According to Missy Jones, a USGA official, the general idea behind not having a one-ball condition in foursomes is that there is a likelihood the two players might normally play different balls and they want to protect the players from the possibility of an inadvertent penalty for breaching the one-ball rule. In four-ball and singles, there is less likelihood of that since players are using their own ball. Jones did add, however, that some state golf associations have gone away from the one-ball rule entirely in order to eliminate such penalties.

OK, so Mickelson and his partner deserved the penalty. But why were they penalized two holes on one hole?

That’s a misnomer. What happened was that the penalty for violating the one-ball rule in match play is an adjustment to the state of the match by one hole. So basically a one-hole penalty. But Johnson and Mickelson also lost the seventh hole via their own play. So it appeared it was a two-hole penalty when in fact it was only one.

But Mickelson was disqualified from the hole.

That was a HUGE mistake on the part of match referee Gary Young and the rules committee, including veteran PGA Tour rules official Mark Russell. Young consulted with the committee who wrongly informed him that Mickelson was disqualified from the hole. So Lefty picked up his ball. Over the course of the next few minutes, the committee realized its error, but since other players in the match had hit they could not correct the mistake under Decision 34-2/6 of the Rules of Golf. As Russell said, "This is because once any player in the match plays a subsequent stroke, allowing a correction could potentially undermine the strategy already employed by both sides in the match in completing the hole."

So, in theory, they could have lost only one hole or possibly none if the rule had been applied correctly.

Yes. Had the Mickelson-Johnson team halved the hole they would have only lost the one-hole adjustment penalty. Had they actually won the hole, it would have offset the one-hole adjustment and the match would have still been all square.

This is the first time I’ve heard of a "match adjustment." What other examples are there for when a match would be adjusted?

Rule 30-3d (penalty to a side in best-ball or four-ball match play) is fairly clear. A side is penalized for a breach of the following by any partner: Rule 4 (clubs), Rule 6-4 (caddies), any Local Rule or Condition of Competition for which the penalty is an adjustment to the state of the match.
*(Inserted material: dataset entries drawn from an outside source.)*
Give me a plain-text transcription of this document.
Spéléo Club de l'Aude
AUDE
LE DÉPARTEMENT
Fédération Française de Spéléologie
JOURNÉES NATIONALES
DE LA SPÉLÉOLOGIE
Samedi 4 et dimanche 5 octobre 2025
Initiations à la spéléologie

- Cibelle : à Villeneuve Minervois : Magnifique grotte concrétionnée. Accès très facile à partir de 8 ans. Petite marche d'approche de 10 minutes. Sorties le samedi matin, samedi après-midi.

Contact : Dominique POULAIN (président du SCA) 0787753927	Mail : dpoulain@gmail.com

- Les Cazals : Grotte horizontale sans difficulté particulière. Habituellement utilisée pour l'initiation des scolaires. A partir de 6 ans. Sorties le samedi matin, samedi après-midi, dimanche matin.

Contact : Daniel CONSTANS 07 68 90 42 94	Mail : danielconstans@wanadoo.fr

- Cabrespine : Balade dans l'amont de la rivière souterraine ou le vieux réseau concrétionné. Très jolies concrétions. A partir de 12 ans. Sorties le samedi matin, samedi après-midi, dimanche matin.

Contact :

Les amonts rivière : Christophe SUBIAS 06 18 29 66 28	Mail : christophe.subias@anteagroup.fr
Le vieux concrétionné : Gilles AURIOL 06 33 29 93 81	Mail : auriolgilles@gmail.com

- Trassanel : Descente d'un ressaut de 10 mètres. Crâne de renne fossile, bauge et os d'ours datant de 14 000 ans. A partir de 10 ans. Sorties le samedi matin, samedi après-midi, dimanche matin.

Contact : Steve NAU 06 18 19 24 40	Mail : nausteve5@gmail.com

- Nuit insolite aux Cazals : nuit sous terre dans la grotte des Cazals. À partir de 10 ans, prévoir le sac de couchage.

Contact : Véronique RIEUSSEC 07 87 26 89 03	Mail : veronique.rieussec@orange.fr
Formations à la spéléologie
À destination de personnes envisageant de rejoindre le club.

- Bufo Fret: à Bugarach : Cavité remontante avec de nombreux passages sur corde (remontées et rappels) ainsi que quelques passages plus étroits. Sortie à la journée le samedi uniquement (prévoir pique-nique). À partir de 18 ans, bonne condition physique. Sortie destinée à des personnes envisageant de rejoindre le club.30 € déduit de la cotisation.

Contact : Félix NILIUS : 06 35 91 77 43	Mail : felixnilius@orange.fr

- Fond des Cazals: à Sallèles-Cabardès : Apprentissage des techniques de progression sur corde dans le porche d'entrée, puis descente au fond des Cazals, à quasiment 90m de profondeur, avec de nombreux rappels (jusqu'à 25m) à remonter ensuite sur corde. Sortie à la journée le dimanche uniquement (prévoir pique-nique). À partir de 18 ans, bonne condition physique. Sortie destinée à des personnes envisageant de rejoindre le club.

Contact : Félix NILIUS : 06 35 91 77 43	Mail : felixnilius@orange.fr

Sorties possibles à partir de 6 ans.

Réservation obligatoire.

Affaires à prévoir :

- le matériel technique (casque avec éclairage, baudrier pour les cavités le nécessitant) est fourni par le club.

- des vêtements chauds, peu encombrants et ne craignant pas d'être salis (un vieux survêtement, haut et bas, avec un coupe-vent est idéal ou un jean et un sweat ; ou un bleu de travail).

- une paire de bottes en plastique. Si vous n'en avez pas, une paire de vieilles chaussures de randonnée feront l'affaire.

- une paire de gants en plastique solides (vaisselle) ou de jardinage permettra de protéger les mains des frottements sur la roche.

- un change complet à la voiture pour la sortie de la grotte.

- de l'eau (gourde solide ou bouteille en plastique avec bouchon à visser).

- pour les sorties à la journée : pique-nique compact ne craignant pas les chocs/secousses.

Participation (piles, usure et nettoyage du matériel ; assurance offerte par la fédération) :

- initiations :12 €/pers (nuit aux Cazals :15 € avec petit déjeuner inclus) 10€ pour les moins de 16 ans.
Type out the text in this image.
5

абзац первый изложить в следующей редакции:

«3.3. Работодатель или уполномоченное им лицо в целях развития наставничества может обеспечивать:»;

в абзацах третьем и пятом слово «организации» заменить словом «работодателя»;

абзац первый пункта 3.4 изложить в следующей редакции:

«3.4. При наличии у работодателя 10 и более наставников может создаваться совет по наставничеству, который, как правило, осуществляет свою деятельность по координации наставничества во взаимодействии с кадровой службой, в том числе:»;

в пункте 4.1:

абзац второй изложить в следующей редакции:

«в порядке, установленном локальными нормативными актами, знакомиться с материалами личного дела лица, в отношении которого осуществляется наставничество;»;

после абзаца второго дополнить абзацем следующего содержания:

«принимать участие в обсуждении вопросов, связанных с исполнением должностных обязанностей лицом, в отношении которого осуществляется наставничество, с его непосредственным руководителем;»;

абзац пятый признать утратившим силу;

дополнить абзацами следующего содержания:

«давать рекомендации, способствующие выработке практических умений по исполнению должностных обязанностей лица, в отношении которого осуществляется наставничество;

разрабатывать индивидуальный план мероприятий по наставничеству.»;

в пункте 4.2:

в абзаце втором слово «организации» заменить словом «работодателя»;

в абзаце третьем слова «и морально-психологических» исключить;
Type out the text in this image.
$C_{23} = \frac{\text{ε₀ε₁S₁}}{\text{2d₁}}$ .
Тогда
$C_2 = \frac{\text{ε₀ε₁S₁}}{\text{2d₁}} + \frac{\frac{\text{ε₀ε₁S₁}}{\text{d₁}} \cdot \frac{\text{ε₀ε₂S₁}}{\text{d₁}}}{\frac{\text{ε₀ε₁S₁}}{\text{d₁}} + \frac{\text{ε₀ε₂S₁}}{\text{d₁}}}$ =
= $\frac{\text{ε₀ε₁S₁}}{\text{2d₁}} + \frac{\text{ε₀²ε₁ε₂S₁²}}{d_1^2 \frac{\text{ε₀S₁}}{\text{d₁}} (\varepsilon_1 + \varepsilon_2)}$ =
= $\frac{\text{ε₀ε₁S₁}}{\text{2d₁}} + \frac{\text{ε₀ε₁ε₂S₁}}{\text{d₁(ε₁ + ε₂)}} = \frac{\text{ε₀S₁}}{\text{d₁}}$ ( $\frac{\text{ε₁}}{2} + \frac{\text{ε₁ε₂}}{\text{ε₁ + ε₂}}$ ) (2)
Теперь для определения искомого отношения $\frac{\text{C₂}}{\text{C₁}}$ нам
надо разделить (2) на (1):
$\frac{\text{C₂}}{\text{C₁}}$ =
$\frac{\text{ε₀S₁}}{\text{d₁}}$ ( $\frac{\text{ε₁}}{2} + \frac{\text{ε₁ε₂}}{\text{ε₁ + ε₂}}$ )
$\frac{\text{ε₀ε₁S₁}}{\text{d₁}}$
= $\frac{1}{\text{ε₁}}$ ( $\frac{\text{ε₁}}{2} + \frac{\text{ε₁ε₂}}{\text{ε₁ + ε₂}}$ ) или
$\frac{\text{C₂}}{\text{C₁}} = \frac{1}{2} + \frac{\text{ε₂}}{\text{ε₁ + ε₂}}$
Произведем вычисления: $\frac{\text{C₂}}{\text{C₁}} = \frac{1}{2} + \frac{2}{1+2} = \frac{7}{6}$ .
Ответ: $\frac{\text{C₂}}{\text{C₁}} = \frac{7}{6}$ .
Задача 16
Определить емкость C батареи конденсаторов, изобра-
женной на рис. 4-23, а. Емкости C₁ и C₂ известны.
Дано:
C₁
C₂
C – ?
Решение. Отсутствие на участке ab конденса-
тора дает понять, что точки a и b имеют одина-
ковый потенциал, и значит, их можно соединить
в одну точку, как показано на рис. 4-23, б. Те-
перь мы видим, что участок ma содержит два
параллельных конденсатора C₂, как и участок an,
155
A couple examples:

At the conclusion of a hole in which any partner started with more than 14 clubs, the state of the match is adjusted by deducting one hole for each hole at which a breach occurred, with a maximum deduction of two holes per round. So if on the first hole, a partner is discovered to have more than 14 clubs, that side would have a one-hole deduction implemented to the score, regardless of the outcome of the hole. Meaning, if the side with the golfer who carried more than 14 clubs won that hole, that result would stand and then that side would suffer a one-hole deduction from its score.

Another example where a one-hole deduction could come into play is the use of multiple caddies at any one time in match play. You’re only allowed one per round. Again, the result of the play of the hole where the violation occurred would stand, regardless of whether it was won, lost or halved by the penalized side. However, at the conclusion of the hole, that side would be hit with a one-hole deduction. This maximum deduction is still two holes per round.